Seeadler, Luchs und Wolf. Sie haben alle etwas gemeinsam. Sie sind nach Jahren der Abwesenheit nach Österreich zurückgekehrt. Ein großer Erfolg für den Artenschutz, jedoch sind mit ihrer Rückkehr auch alte Konflikte und Ängste wiedergekommen. Und wo Konflikte ungelöst bleiben und die Angst regiert, regiert der Tod. Immer wieder werden Luchse, Wölfe und Seeadler tot aufgefunden. Denn sie sind von illegaler Verfolgung betroffen. Doch nicht nur die illegale Verfolgung ist ein Problem. Seeadler, Luchs und Wolf bereichern die Artenvielfalt, sie treten jedoch aufgrund ihrer Biologie immer wieder auch in Konkurrenz mit menschlichen Landnutzungsinteressen, z. B. der Landwirtschaft oder der Jagd. Werden diese Konflikte nicht gelöst und die Sorgen der Betroffenen nicht gehört, dann können diese Arten nicht dauerhaft in Österreich überleben. Darüber hinaus schwindet auch der natürliche Lebensraum dieser Arten. Durch Flächenverbrauch wie Straßenbau oder die Landwirtschaft rücken Konflikte stärker in den Vordergrund. Im Gegensatz dazu werden die positiven Aspekte dieser Arten in den Hintergrund gestellt.

WWF - das gute Los

Der WWF setzt sich dafür ein, eine dauerhafte und sichere Rückkehr von Luchs, Wolf und Seeadler zu ermöglichen. Gemeinsam mit Praktikern wurden dazu Lösungsvorschläge erarbeitet. Sie bilden die Basis für ein möglichst konfliktfreies Miteinander und berücksichtigen sowohl die EU-Rechtslage und die Naturschutzsicht als auch die Anliegen von Landwirten und anderen Interessensgruppen. Gemeinsam mit Ihrer Hilfe können wir es schaffen, Seeadler, Luchs und Wolf nachhaltig zu schützen und ein möglichst konfliktfreies Zusammenleben zu schaffen. Durch Ihre Hilfe können wir:

  • Ein besseres Monitoring der Arten forcieren. Dadurch können ihre Bestände besser erfasst, Lebensräume kartiert und auch ihre Entwicklungen verfolg werden. Dadurch können wir Luchs, Seeadler und Wolf gezielter schützen.
  • Uns für ein rechtskonformes Management stark machen.

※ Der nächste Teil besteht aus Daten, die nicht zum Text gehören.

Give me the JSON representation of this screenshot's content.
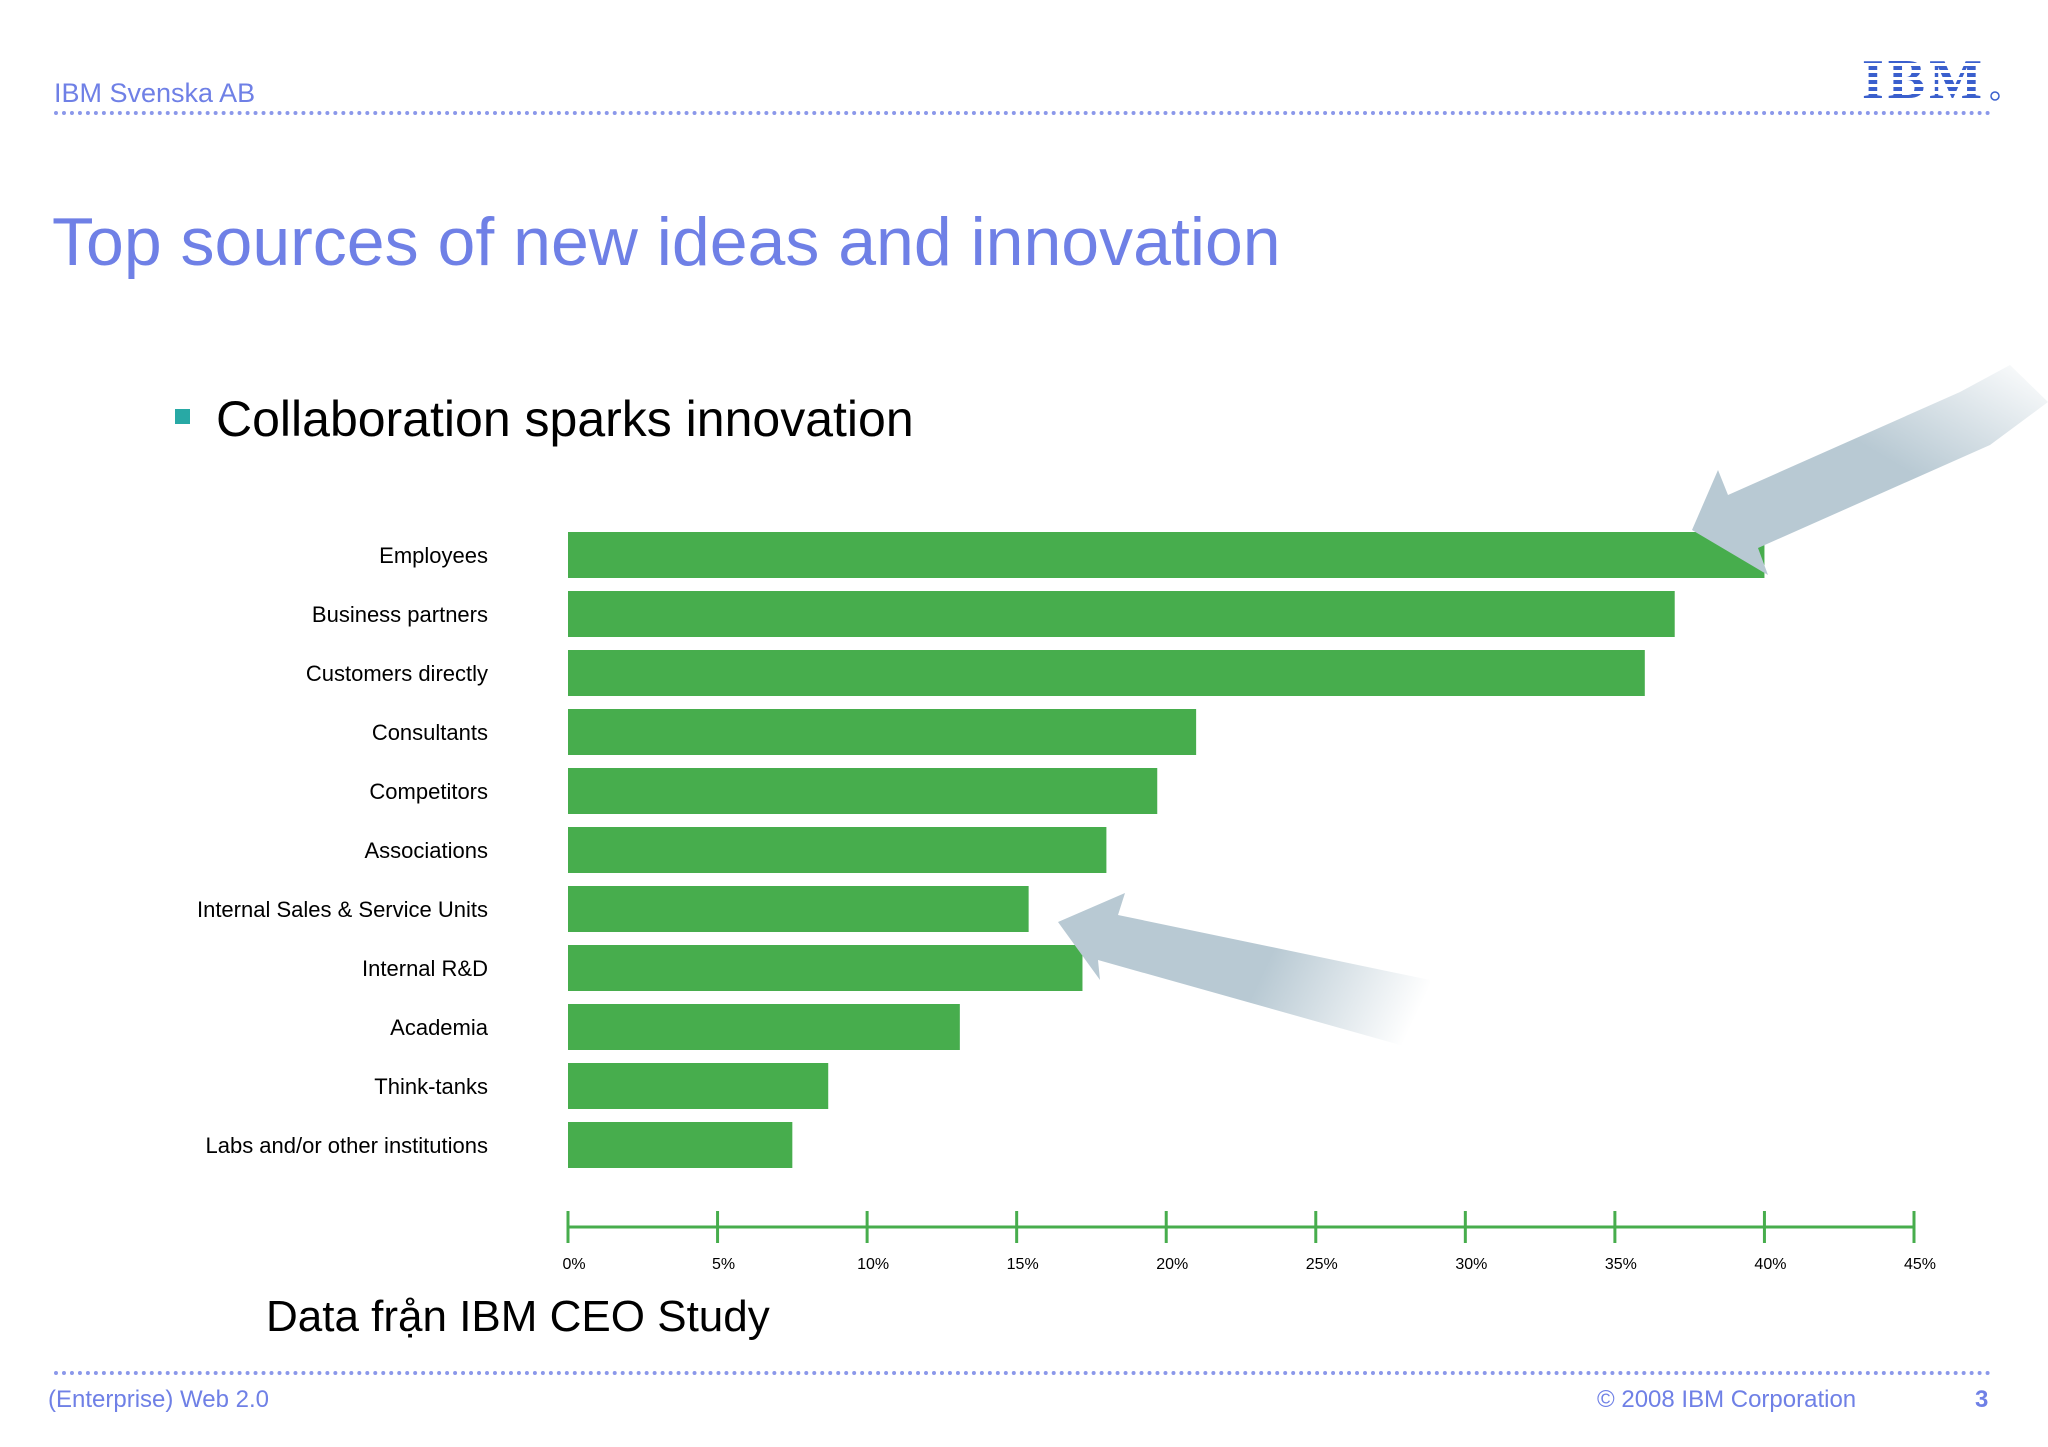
{
  "header": {
    "company": "IBM Svenska AB",
    "logo_text": "IBM"
  },
  "slide": {
    "title": "Top sources of new ideas and innovation",
    "bullet": "Collaboration sparks innovation",
    "source_note": "Data frạ̊n IBM CEO Study"
  },
  "footer": {
    "left": "(Enterprise) Web 2.0",
    "right": "© 2008 IBM Corporation",
    "page": "3"
  },
  "colors": {
    "bar": "#47ad4d",
    "axis": "#47ad4d",
    "accent": "#6f80e6",
    "arrow": "#b8c9d3"
  },
  "chart_data": {
    "type": "bar",
    "orientation": "horizontal",
    "categories": [
      "Employees",
      "Business partners",
      "Customers directly",
      "Consultants",
      "Competitors",
      "Associations",
      "Internal Sales & Service Units",
      "Internal R&D",
      "Academia",
      "Think-tanks",
      "Labs and/or other institutions"
    ],
    "values": [
      40,
      37,
      36,
      21,
      19.7,
      18,
      15.4,
      17.2,
      13.1,
      8.7,
      7.5
    ],
    "xlim": [
      0,
      45
    ],
    "xticks": [
      "0%",
      "5%",
      "10%",
      "15%",
      "20%",
      "25%",
      "30%",
      "35%",
      "40%",
      "45%"
    ],
    "xlabel": "",
    "ylabel": "",
    "annotations": [
      "arrow pointing to Employees bar",
      "arrow pointing to Internal R&D bar"
    ]
  }
}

Dadurch kann der Schutz der Arten EU- weit gewährleistet werden. Der WWF setzt sich außerdem unermüdlich dafür ein, dass kleine Luchsbestände durch Bestandsstützungsmaßnahmen gestärkt werden und dass neben dem Artenschutz auf die Anliegen von Landwirten und anderen Interessensgruppen eingegangen wird.
  • Die illegale Verfolgung bekämpfen. Gemeinsam können wir die Zusammenarbeit zwischen Expertinnen und Experten, Exekutive und Justiz ausbauen. So können wir besser gegen Wildtierkriminalität vorgehen und die Strafen verstärken.